4 Abril 2013, 12:10 - Helena Maria Lopes Romão Borges
eSECURITY Technologies Rolf Oppliger
Data: 10 de abril de 2013 Hora : 11H00 Sala : 020 INESC-ID
Rua Alves Redol 9, 1000-029 Lisboa
In spite of the fact that SSL/TLS is omnipresent in today's Internet commerce, it is highly vulnerable to man-in-the-middle (MITM) attacks. In this talk, we explain why this is the case and what possibilities one has at hand to protect SSL/TLS-secured Internet commerce against MITM attacks. In particular, we introduce, discuss, and put into perspective a technology called SSL/TLS session-aware (TLS-SA) user authentication that basically links a user authentication to a particular SSL/TLS session to reveal the existence of an MITM. The technology does not protect against malware taking control after user authentication (a so-called man-in-the-browser attack). So TLS-SA does not stop the general trend towards transaction authentication in addition to user authentication for applications with high security requirements, such as Internet banking.

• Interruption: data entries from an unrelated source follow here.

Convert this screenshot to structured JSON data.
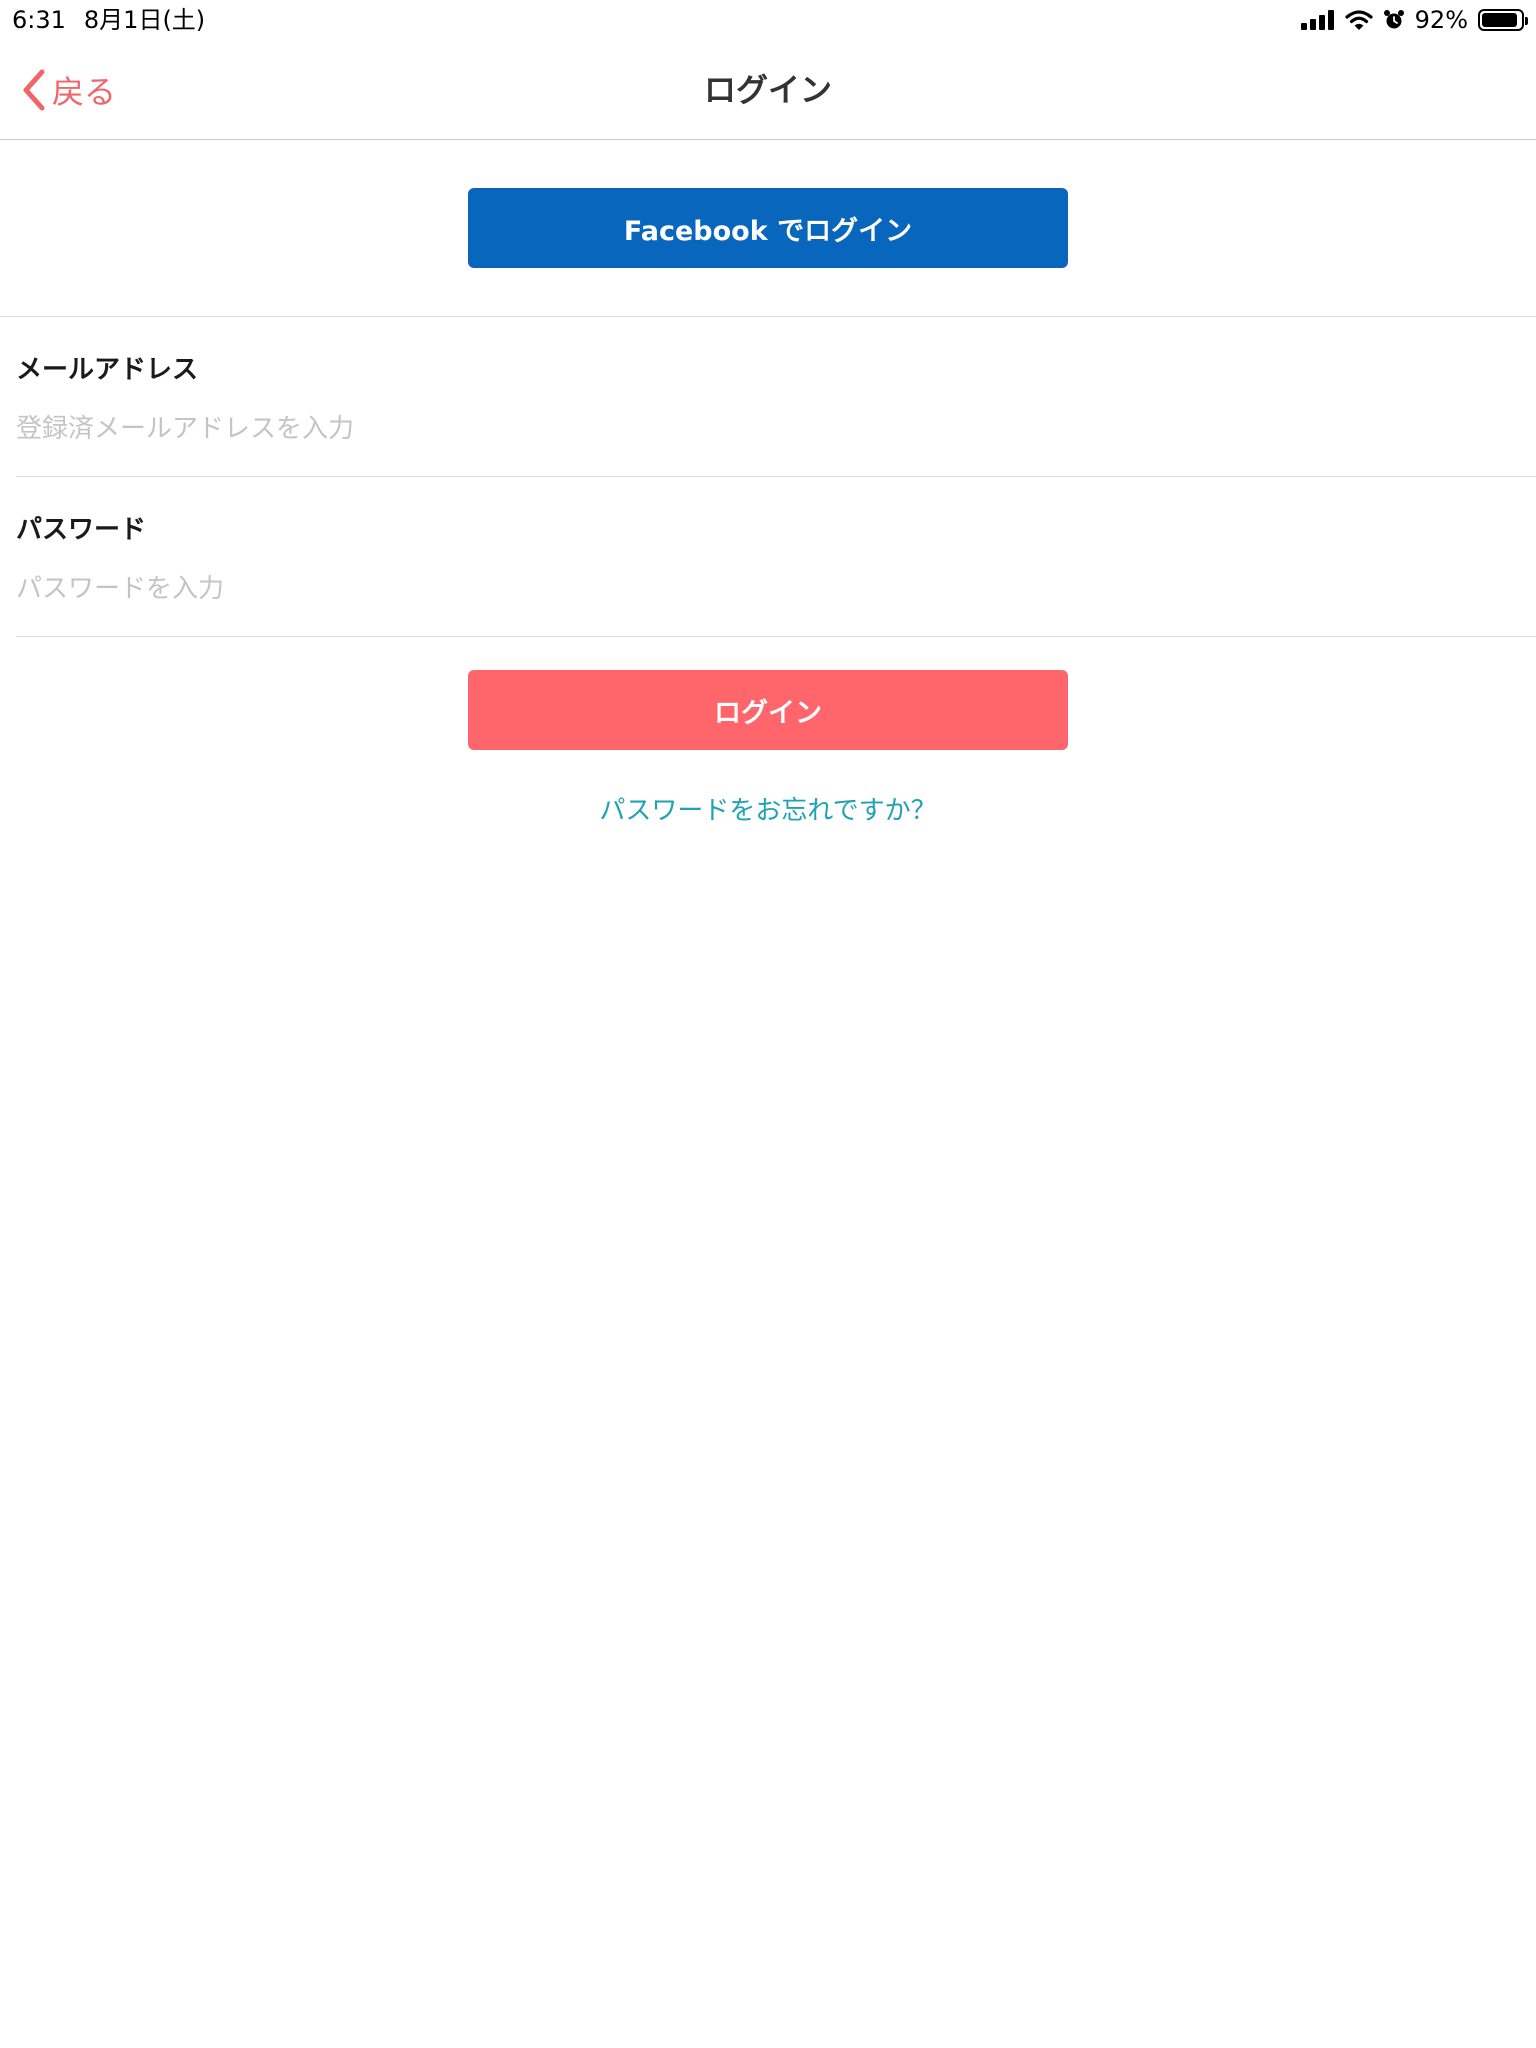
{
  "status_bar": {
    "time": "6:31",
    "date": "8月1日(土)",
    "battery_percent": "92%",
    "battery_level": 0.92,
    "icons": [
      "cellular-signal-icon",
      "wifi-icon",
      "alarm-icon",
      "battery-icon"
    ]
  },
  "nav": {
    "back_label": "戻る",
    "title": "ログイン",
    "back_icon": "chevron-left-icon"
  },
  "facebook_button": {
    "label": "Facebook でログイン"
  },
  "form": {
    "email": {
      "label": "メールアドレス",
      "value": "",
      "placeholder": "登録済メールアドレスを入力"
    },
    "password": {
      "label": "パスワード",
      "value": "",
      "placeholder": "パスワードを入力"
    }
  },
  "login_button": {
    "label": "ログイン"
  },
  "forgot_password": {
    "label": "パスワードをお忘れですか？"
  },
  "colors": {
    "accent": "#f0646a",
    "facebook_blue": "#0866bd",
    "login_button": "#fe666b",
    "link": "#1fa3b4"
  }
}
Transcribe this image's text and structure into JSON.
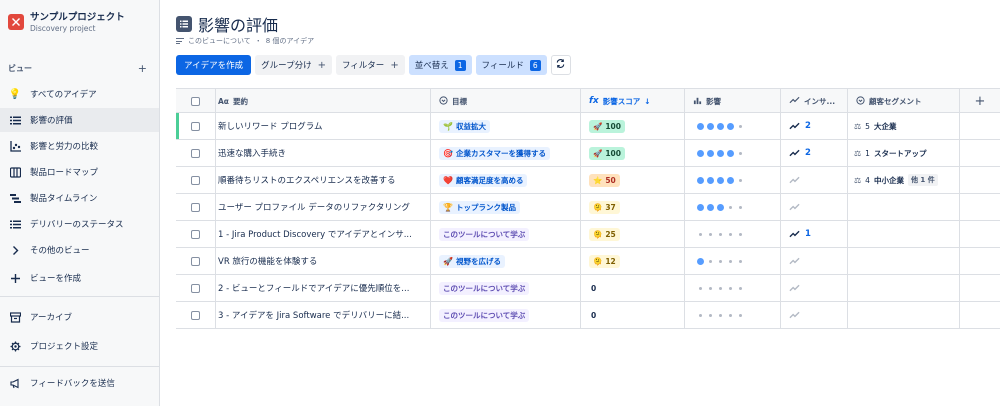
{
  "project": {
    "name": "サンプルプロジェクト",
    "subtitle": "Discovery project"
  },
  "sidebar": {
    "views_label": "ビュー",
    "items": [
      {
        "label": "すべてのアイデア",
        "icon": "lightbulb-icon"
      },
      {
        "label": "影響の評価",
        "icon": "list-icon",
        "active": true
      },
      {
        "label": "影響と労力の比較",
        "icon": "scatter-chart-icon"
      },
      {
        "label": "製品ロードマップ",
        "icon": "board-icon"
      },
      {
        "label": "製品タイムライン",
        "icon": "timeline-icon"
      },
      {
        "label": "デリバリーのステータス",
        "icon": "list-icon"
      },
      {
        "label": "その他のビュー",
        "icon": "chevron-right-icon"
      },
      {
        "label": "ビューを作成",
        "icon": "plus-icon"
      }
    ],
    "archive_label": "アーカイブ",
    "settings_label": "プロジェクト設定",
    "feedback_label": "フィードバックを送信"
  },
  "header": {
    "title": "影響の評価",
    "about": "このビューについて",
    "count": "8 個のアイデア",
    "separator": "・"
  },
  "toolbar": {
    "create_label": "アイデアを作成",
    "group_label": "グループ分け",
    "filter_label": "フィルター",
    "sort_label": "並べ替え",
    "sort_count": "1",
    "fields_label": "フィールド",
    "fields_count": "6"
  },
  "table": {
    "columns": {
      "summary": "要約",
      "summary_icon": "Aα",
      "goal": "目標",
      "score": "影響スコア",
      "score_icon": "fx",
      "impact": "影響",
      "insights": "インサ...",
      "segment": "顧客セグメント"
    },
    "rows": [
      {
        "summary": "新しいリワード プログラム",
        "goal": "収益拡大",
        "goal_emoji": "🌱",
        "goal_style": "goal",
        "score": "100",
        "score_emoji": "🚀",
        "score_style": "green",
        "impact": 4,
        "insights": "2",
        "segment_count": "5",
        "segment": "大企業",
        "segment_more": "",
        "highlight": true
      },
      {
        "summary": "迅速な購入手続き",
        "goal": "企業カスタマーを獲得する",
        "goal_emoji": "🎯",
        "goal_style": "goal",
        "score": "100",
        "score_emoji": "🚀",
        "score_style": "green",
        "impact": 4,
        "insights": "2",
        "segment_count": "1",
        "segment": "スタートアップ",
        "segment_more": "",
        "highlight": false
      },
      {
        "summary": "順番待ちリストのエクスペリエンスを改善する",
        "goal": "顧客満足度を高める",
        "goal_emoji": "❤️",
        "goal_style": "goal",
        "score": "50",
        "score_emoji": "⭐",
        "score_style": "red",
        "impact": 4,
        "insights": "",
        "segment_count": "4",
        "segment": "中小企業",
        "segment_more": "他 1 件",
        "highlight": false
      },
      {
        "summary": "ユーザー プロファイル データのリファクタリング",
        "goal": "トップランク製品",
        "goal_emoji": "🏆",
        "goal_style": "goal",
        "score": "37",
        "score_emoji": "🫠",
        "score_style": "amber",
        "impact": 3,
        "insights": "",
        "segment_count": "",
        "segment": "",
        "segment_more": "",
        "highlight": false
      },
      {
        "summary": "1 - Jira Product Discovery でアイデアとインサ...",
        "goal": "このツールについて学ぶ",
        "goal_emoji": "",
        "goal_style": "learn",
        "score": "25",
        "score_emoji": "🫠",
        "score_style": "amber",
        "impact": 0,
        "insights": "1",
        "segment_count": "",
        "segment": "",
        "segment_more": "",
        "highlight": false
      },
      {
        "summary": "VR 旅行の機能を体験する",
        "goal": "視野を広げる",
        "goal_emoji": "🚀",
        "goal_style": "goal",
        "score": "12",
        "score_emoji": "🫠",
        "score_style": "amber",
        "impact": 1,
        "insights": "",
        "segment_count": "",
        "segment": "",
        "segment_more": "",
        "highlight": false
      },
      {
        "summary": "2 - ビューとフィールドでアイデアに優先順位を...",
        "goal": "このツールについて学ぶ",
        "goal_emoji": "",
        "goal_style": "learn",
        "score": "0",
        "score_emoji": "",
        "score_style": "plain",
        "impact": -1,
        "insights": "",
        "segment_count": "",
        "segment": "",
        "segment_more": "",
        "highlight": false
      },
      {
        "summary": "3 - アイデアを Jira Software でデリバリーに結...",
        "goal": "このツールについて学ぶ",
        "goal_emoji": "",
        "goal_style": "learn",
        "score": "0",
        "score_emoji": "",
        "score_style": "plain",
        "impact": -1,
        "insights": "",
        "segment_count": "",
        "segment": "",
        "segment_more": "",
        "highlight": false
      }
    ]
  }
}
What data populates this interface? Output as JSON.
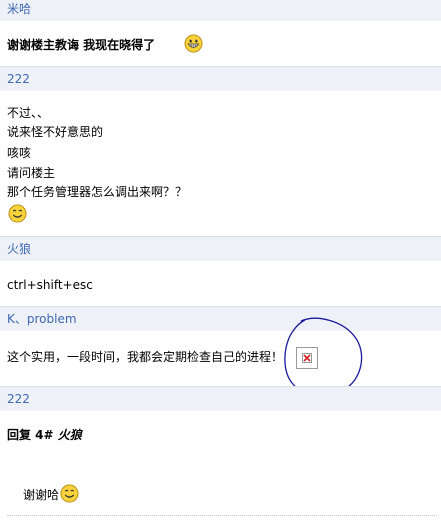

Rolf Oppliger studied computer science, mathematics, and economics at the University of Bern, Switzerland, where he received M.Sc. and Ph.D. degrees in computer science in 1991 and 1993, respectively. In 1999, he received the venia legendi for computer science from the University of Zurich, Switzerland, where he was appointed adjunct professor in 2007. The focus of his professional activities is on technical information security and privacy. In these areas, he has published many books and scientific articles and papers, regularly participates at conferences and workshops (both as a contributor and a member of the respective program committees), serves on the editorial board of some leading magazines and journals (e.g., IEEE Computer and Security & Privacy), and is the editor of the Artech House information security and privacy book series. He's the founder and owner of eSECURITY Technologies Rolf Oppliger, works for the Swiss federal administration, and teaches at the University of Zurich. He is a senior member and distinguished speaker of the Association for Computing Machinery (ACM), a senior member of the Institute of Electrical and Electronics Engineers (IEEE), a member of the IEEE Computer Society, and a member of the International Association for Cryptologic Research (IACR). He also served as vice-chair of the IFIP TC 11 working group on network security.